Essere editore del quotidiano da sempre più diffuso nell’Isola comporta, col privilegio di informare i lettori affezionati, anche la responsabilità morale di aiutarli a fare luce sulle cause di povertà e disagio diffusi in gran parte della popolazione sarda. E di proporre possibili rimedi, con l’umiltà di chi sa di esporre solo uno della miriade di punti di vista esprimibili sulle questioni sarde.Come forse avrebbe fatto, mi piace pensare, il fondatore del giornale. Per questo firmo il libro.
Ho deciso di aggiornare e integrare i contenuti della prima edizione per l’irrompere nello scenario mondiale, negli ultimi anni, di temi che stanno modificando modi di produzione e stili di vita e di consumo a livello planetario. Anche la Sardegna ne sarà influenzata e condizionata, per gli effetti economici e sociali rilevanti su cittadini, imprese e generazioni future.
Ambiente, sostenibilità, transizione ecologica ed energetica, economia circolare, rivoluzione digitale, intelligenza artificiale e robotica, fattori ESG sono i nuovi contenuti trattati,nell’intento di aggiornare la visione di come potrà essere la Sardegna a metà del secolo, fra trent’anni, tenuto conto dei cambiamenti e delle opportunità che si presenteranno.

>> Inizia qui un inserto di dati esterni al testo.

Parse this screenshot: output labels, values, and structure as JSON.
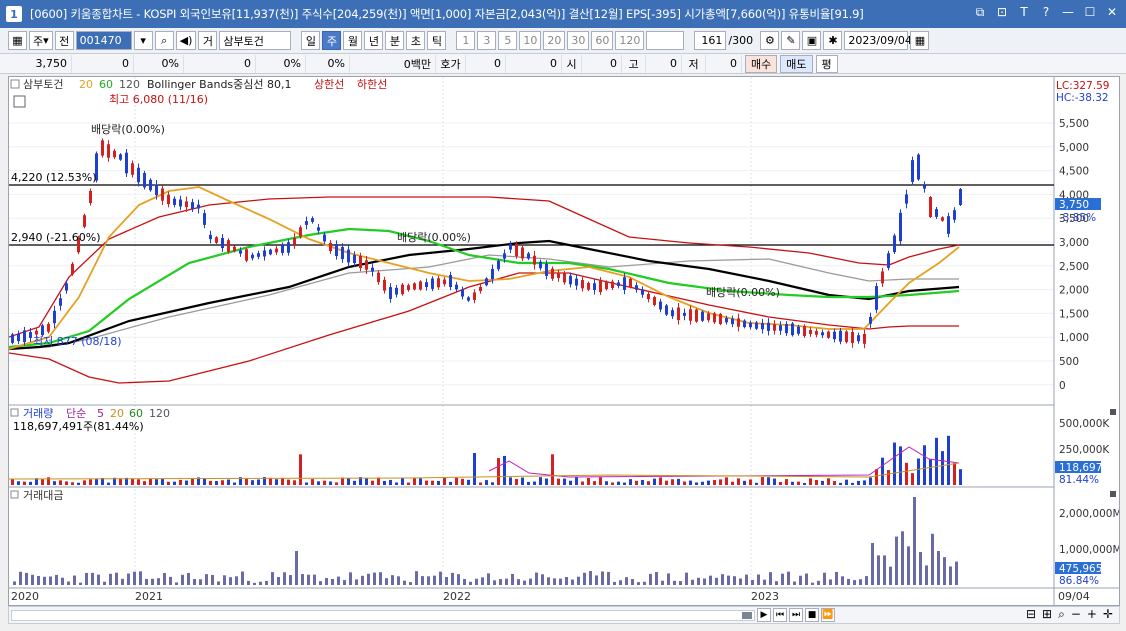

Opportunità da non perdere, ancora una volta, come accaduto nel passato.
Ho anche colto l’occasione per valorizzare meglio i contenuti, sempre attuali, della prima edizione, semplificando e asciugando la scrittura col fine di rendere più fluida la lettura, senza nulla togliere al nocciolo delle questioni affrontate e, ritengo, meritevoli di essere riproposte.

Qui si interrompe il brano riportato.